Namun uang tersebut baru bisa dicairkan oleh pihak bank pada tanggal 29 Januari 2024 mendatang atau satu bulan mendatang.
“Ini mau ngambil buat kebutuhan sekolah dan kebutuhan lain-lain, karena uang tabungan ini kan sangat penting. Tadi udah antre dari jam 6 pagi, terus dapat nomor antrian dari satpam nanti tanggal 26,” katanya pada Rabu (26/12/2023) di Kantor Bank Jepara Artha.
Sebagai nasabah yang sudah terlanjur percaya pada bank milik Pemerintah Kabupaten (Pemkab) Jepara tersebut, ia mengaku kecewa. Ia yang tadinya hanya berencana untuk mengambil simpanan sebesar Rp10 juta sesuai dengan batas penarikan, kemudian berencana untuk mengambil seluruh simpanannya di bank tersebut.
Kekecewaan yang sama juga turut disampaikan oleh Tiya (45), nasabah yang berasal dari Kelurahan Bapangan, Kecamatan/Kabupaten Jepara. Ia bercerita bahwa mulai menabung di bank tersebut sejak tahun 2005. Berawal dari sang ibu yang sudah lebih dulu menjadi nasabah di bank tersebut.
Lebih lanjut ia bercerita bahwa sebenarnya ia juga memiliki tabungan di bank umum, namun uang tabungan di bank umum tersebut kemudian ia tarik dan disimpan di Bank Jepara Artha. Sebab ia mengaku sudah percaya dengan bank tersebut.
Namun dengan kondisi yang sekarang, ia mengaku kecewa. Bahkan ibunya yang juga masih memiliki deposite di Bank Jepara Artha, kondisi kesehatannya juga sering terganggu.
“Udah capek, udah kesini setiap hari sampek sini ternyata masih antri, ya kecewa, ibu saya sampai nangis, karena depositnya disini kan, tau kayak gini darahnya naik terus,” ujarnya.

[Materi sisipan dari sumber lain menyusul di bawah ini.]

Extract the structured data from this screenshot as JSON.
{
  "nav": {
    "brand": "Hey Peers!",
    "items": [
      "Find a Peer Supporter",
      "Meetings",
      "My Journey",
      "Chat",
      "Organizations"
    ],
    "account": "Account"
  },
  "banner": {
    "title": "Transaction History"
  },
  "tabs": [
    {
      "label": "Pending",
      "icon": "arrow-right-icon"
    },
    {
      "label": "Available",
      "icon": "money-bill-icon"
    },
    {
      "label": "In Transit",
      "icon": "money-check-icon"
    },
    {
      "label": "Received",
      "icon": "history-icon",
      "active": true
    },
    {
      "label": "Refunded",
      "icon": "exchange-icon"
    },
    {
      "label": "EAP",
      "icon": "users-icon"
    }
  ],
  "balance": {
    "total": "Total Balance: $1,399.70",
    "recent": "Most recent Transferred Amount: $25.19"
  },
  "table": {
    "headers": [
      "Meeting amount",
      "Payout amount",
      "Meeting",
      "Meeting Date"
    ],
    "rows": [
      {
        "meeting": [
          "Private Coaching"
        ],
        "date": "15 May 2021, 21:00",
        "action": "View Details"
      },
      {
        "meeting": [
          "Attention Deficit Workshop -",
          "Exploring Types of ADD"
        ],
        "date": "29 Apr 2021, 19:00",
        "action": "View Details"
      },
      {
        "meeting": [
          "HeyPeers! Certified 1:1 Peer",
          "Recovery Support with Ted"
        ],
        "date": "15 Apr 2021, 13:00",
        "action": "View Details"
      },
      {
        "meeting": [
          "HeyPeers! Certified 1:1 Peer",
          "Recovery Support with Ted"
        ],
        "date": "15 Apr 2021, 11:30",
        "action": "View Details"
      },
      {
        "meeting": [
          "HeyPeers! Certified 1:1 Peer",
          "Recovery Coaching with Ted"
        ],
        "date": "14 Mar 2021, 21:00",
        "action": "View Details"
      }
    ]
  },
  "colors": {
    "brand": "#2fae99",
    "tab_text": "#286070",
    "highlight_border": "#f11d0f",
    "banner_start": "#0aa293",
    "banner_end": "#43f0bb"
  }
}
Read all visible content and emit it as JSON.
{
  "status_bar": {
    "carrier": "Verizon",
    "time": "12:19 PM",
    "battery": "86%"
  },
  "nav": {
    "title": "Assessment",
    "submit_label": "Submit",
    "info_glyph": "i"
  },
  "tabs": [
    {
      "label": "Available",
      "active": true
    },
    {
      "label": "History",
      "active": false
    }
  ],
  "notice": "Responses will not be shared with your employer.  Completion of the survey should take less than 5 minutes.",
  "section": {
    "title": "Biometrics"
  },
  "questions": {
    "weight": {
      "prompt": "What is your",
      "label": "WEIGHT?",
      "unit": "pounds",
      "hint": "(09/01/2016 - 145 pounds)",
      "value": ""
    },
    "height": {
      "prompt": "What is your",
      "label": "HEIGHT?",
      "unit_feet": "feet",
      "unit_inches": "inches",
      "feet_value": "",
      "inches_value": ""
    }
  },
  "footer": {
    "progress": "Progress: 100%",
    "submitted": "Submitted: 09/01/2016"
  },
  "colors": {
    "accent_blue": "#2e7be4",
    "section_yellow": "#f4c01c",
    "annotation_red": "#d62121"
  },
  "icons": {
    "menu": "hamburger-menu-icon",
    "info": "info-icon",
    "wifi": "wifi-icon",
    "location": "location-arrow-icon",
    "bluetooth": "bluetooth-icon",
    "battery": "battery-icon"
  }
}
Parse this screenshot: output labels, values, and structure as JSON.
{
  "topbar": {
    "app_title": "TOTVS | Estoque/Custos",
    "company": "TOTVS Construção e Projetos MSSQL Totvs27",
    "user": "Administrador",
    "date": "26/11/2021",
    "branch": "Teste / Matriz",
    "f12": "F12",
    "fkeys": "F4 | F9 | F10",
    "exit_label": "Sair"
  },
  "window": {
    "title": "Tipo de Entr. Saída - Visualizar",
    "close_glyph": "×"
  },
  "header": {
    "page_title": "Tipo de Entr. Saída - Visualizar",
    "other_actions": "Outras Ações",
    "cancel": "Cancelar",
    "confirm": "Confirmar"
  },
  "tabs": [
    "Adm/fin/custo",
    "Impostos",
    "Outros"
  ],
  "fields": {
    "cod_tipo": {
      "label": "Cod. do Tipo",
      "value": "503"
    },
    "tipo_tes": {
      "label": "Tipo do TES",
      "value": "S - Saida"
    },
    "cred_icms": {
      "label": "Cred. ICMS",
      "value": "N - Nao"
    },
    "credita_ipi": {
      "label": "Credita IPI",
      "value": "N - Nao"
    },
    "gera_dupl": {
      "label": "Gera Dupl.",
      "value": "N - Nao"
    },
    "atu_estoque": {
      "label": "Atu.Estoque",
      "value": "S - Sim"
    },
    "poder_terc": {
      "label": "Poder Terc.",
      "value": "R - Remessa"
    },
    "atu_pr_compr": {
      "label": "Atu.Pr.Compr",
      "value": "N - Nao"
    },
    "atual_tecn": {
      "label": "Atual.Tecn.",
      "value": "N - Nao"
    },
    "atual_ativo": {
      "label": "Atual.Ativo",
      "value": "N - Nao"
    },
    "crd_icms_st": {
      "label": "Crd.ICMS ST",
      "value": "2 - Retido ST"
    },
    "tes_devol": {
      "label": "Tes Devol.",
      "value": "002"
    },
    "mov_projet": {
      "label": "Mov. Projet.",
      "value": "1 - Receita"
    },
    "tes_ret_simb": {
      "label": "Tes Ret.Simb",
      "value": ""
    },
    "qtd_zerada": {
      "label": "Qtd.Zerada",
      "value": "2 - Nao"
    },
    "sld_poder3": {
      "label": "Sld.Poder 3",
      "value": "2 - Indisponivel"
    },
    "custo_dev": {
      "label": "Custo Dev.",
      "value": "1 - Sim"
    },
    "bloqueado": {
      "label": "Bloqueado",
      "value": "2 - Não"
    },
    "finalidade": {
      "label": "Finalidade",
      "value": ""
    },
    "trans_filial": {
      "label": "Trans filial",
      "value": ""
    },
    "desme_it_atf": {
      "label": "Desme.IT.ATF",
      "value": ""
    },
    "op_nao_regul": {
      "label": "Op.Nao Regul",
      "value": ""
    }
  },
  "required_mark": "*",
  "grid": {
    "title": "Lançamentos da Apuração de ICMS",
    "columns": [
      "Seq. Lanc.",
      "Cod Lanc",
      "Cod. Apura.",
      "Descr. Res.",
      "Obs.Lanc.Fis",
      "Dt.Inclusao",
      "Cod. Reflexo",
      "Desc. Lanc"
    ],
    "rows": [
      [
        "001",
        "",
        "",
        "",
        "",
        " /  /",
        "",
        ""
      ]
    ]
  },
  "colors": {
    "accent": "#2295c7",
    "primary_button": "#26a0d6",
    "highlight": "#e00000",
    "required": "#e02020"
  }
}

Baca Juga: Anak Muda Dominasi Pendaftar KPPS di Jepara
Antrean nasabah di bank tersebut bahkan tidak hanya berasal dari Kecamatan Jepara, tetapi banyak juga yang berasal dari luar kecamatan Jepara. Endang (50), salah satu nasabah yang berasal dari Kecamatan Bangsri bercerita bahwa ia diarahkan dari kantor kas untuk melakukan penarikan di kantor pusat.
Sebab jumlah simpanan yang ia ambil melebihi jumlah dana yang bisa di proses di kantor kas. Uang tersebut rencananya akan ia gunakan untuk melunasi pembelian lahan tanah. Namun ia baru mendapat antrian pada tanggal 18 dan 29 Januari 2024 mendatang.